Council of Churches basketball league set for 77th season | High school sports

FAIRMONT — While football and soccer are still going strong, basketball season is also fast approaching — a time the Greater Fairmont Council of Churches knows very well.

The Greater Fairmont Council of Churches basketball league is approaching its 77th season, making it the longest running basketball league in Marion County outside of official high school play.

The league is expecting 11 “senior” teams, for children in grades 9-12, and two “junior” teams, for grades 5-8, this year, league official Reverend James Saunders said. .

“The goal of the league this year, as always, is to provide a place for boys and girls in middle school and high school to play basketball where they haven’t or can’t play in their school league.” , says Saunders.

“Either they haven’t made the team or they weren’t interested in playing until recently, and we’re giving them the opportunity to play.”

Games are played at the Barnes Learning Center in Bellview on Saturdays and Sundays. The league ends in March with a double elimination tournament to crown a champion.

A league meeting was held last Sunday evening, where various logistical and custodial issues were discussed, including officiating duties, which will be handled by seven WVSSAC certified referees.

“All of our officials, there are seven of us, we’re all West Virginia high school certified,” Saunders said. “It’s one of our requirements now. We’re a little more lax than we would be in a high school game — we might not be as strict about letting a kid step on it or get our hands on it.

“We try to teach the children.”

Saunders was league manager for 28 years and returned to take on some managerial duties about 10 years ago, although the Reverend Dr Allan Copenhaver is currently manager.

This year, the league – although still run by the Council of Churches – will have select teams sponsored by local businesses, such as Gwynn Tire Service, Mason Jar BBQ and Botanica of West Virginia.

The league’s commitment to the wider community represents what Saunders sees as a league of value to young people of a wide variety of ages and skill levels – a value that goes beyond the improved jump shots.

“We all know kids need to be active and they need to do something organized,” Saunders said. “All of our coaches do a great job teaching these kids values, teaching them to respect officials, to respect the game, and that’s so important.

“It keeps the kids out on the streets – they play on Saturday and Sunday, sometimes they play two games in one day. Most of the time the kids stay and watch the other games, so I think it’s very helpful that we give them that avenue.
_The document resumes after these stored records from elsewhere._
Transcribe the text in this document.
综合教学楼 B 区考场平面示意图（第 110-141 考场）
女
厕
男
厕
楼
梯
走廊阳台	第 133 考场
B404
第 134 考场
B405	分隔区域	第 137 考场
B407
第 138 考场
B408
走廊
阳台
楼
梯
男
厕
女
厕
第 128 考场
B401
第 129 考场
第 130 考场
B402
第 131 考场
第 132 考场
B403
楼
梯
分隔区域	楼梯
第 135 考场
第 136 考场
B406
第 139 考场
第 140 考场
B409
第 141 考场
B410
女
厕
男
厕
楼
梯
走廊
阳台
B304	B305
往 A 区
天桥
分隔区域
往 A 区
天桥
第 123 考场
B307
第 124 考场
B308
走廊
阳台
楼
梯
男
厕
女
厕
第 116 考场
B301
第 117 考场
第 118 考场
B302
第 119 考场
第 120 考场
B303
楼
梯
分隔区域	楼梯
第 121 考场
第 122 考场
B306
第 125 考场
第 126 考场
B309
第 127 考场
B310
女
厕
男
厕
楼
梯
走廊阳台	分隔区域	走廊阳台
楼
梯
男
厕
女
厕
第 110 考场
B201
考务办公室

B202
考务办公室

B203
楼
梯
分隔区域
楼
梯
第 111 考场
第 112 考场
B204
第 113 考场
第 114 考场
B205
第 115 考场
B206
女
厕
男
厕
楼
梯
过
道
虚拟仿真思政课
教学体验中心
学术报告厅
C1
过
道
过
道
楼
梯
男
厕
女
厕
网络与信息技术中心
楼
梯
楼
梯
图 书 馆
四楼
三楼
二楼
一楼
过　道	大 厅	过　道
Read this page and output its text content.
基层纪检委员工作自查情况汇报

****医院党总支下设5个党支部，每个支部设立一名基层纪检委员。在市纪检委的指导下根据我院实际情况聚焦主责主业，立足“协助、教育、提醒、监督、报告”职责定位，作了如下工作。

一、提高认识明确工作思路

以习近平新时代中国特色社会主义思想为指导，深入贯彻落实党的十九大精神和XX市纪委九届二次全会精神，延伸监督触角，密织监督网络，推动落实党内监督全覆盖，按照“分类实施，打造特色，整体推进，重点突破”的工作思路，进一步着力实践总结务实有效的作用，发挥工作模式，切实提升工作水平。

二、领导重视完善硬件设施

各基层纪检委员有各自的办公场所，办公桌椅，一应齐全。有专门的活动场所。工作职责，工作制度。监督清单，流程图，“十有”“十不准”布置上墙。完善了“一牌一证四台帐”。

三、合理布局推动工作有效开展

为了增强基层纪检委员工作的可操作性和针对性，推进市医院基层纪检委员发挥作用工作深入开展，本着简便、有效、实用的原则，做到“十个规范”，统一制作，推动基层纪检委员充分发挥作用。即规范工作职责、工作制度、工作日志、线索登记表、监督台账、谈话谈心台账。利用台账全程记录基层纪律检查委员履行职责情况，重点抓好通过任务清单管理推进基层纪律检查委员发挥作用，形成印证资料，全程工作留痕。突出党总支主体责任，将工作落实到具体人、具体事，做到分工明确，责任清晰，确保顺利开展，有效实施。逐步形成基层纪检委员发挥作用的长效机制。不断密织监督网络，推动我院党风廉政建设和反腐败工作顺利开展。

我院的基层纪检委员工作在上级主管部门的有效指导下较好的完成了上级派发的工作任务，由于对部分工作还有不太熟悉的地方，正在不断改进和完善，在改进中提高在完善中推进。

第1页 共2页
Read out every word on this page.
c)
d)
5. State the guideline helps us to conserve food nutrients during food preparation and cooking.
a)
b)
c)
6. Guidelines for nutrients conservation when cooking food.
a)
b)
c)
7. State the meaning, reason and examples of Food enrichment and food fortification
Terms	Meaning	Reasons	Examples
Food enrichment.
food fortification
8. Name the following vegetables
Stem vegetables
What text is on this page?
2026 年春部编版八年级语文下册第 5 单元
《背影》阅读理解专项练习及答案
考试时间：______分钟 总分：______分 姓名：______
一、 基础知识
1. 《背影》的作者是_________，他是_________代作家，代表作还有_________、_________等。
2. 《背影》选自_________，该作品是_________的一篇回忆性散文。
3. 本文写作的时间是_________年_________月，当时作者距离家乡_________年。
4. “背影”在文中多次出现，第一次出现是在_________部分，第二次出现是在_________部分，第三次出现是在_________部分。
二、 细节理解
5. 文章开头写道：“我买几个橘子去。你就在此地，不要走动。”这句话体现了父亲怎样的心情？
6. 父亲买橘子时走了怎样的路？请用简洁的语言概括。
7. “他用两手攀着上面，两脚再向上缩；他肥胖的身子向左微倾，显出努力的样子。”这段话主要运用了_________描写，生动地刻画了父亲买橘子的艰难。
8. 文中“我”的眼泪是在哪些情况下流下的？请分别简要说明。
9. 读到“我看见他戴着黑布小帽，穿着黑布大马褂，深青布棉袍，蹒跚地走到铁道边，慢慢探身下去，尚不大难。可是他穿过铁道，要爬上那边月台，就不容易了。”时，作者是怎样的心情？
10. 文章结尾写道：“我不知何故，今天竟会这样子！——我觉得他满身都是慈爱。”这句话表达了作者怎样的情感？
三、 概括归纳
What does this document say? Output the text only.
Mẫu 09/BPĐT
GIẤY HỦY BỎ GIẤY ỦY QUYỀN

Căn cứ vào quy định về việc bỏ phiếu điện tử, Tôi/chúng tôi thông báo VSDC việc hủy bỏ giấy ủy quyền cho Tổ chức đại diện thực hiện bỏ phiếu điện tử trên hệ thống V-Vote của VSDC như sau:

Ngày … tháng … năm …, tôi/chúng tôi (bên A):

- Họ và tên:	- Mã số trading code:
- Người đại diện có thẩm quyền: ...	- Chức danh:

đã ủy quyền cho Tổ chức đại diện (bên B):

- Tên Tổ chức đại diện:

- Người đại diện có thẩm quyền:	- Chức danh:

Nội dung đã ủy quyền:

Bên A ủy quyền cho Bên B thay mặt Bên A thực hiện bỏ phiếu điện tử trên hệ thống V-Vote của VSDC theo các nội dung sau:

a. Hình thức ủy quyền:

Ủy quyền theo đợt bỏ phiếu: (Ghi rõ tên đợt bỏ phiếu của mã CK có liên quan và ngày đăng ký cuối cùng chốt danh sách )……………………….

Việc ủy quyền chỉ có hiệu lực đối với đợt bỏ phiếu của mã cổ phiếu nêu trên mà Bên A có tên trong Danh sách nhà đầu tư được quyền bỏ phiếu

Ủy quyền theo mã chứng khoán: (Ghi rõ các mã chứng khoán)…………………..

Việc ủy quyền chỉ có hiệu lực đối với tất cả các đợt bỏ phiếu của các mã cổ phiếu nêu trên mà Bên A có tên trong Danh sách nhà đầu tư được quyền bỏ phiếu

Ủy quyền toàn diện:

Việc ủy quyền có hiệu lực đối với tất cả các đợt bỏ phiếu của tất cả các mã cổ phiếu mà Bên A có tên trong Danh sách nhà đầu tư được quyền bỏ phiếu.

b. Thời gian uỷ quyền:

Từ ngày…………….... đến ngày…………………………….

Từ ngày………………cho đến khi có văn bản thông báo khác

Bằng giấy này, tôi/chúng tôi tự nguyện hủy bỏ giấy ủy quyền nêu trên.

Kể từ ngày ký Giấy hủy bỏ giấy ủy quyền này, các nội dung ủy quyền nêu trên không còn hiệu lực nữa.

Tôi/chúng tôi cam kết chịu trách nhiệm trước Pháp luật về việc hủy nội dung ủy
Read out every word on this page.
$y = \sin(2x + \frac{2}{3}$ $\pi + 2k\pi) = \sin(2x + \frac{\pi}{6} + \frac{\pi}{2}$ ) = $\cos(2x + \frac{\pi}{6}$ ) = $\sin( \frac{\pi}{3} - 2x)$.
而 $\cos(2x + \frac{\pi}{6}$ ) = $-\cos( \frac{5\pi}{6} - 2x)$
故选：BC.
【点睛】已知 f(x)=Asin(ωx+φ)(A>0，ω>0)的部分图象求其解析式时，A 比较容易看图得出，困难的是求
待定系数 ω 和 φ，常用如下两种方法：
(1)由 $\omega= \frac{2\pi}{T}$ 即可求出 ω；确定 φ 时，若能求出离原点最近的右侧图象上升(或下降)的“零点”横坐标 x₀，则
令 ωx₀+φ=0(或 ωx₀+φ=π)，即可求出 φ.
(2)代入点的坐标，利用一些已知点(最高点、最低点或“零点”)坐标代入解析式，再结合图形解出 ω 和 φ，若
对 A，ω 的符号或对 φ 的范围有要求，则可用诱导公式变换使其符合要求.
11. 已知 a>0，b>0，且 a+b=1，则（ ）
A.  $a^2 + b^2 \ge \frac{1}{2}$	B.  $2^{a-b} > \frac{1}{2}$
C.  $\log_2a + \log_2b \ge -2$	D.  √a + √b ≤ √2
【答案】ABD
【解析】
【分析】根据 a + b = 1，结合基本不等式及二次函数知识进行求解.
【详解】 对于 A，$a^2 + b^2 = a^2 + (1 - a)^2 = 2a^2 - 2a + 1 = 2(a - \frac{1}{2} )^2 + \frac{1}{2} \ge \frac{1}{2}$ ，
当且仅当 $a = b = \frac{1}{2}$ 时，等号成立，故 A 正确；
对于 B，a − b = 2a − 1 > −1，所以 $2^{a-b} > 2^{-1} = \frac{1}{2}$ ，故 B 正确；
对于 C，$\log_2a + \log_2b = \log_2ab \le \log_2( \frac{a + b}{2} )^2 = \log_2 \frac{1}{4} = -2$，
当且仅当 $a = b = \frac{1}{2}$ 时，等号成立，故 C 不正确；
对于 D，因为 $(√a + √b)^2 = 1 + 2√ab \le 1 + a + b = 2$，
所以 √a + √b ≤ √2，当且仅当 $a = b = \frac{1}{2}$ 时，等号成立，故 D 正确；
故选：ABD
The league welcomed several players who would go on to play in college and beyond, such as Rashod Kent and current WVU basketball assistant coach Ron Everhart.

In the past, the league had over 20 senior teams and 20 junior teams, and three years ago before the onset of the COVID pandemic, the league had 18 junior teams.

This year, the league expects 11 senior teams and two junior teams.

As the league endures its 77th season, Saunders – a youth pastor at Trinity Assembly Church for 14 years and a pastor at Everlasting Covenant for 17 years – spoke of some shrinkage the league has seen recently.

“I think it’s sad, I see a lack of participating teams, and I’m afraid that churches are losing children, that they are not involved in the church at this time,” he said. he declares. “For me, as a pastor, you want to see as many people involved as possible.”

Participation in teams is not exclusive to parishioners of the church of each respective team. The league’s first games traditionally begin on the first Saturday of the year, but with the first Saturday of 2023 falling on January 1, the league will kick off its 77th season on January 8.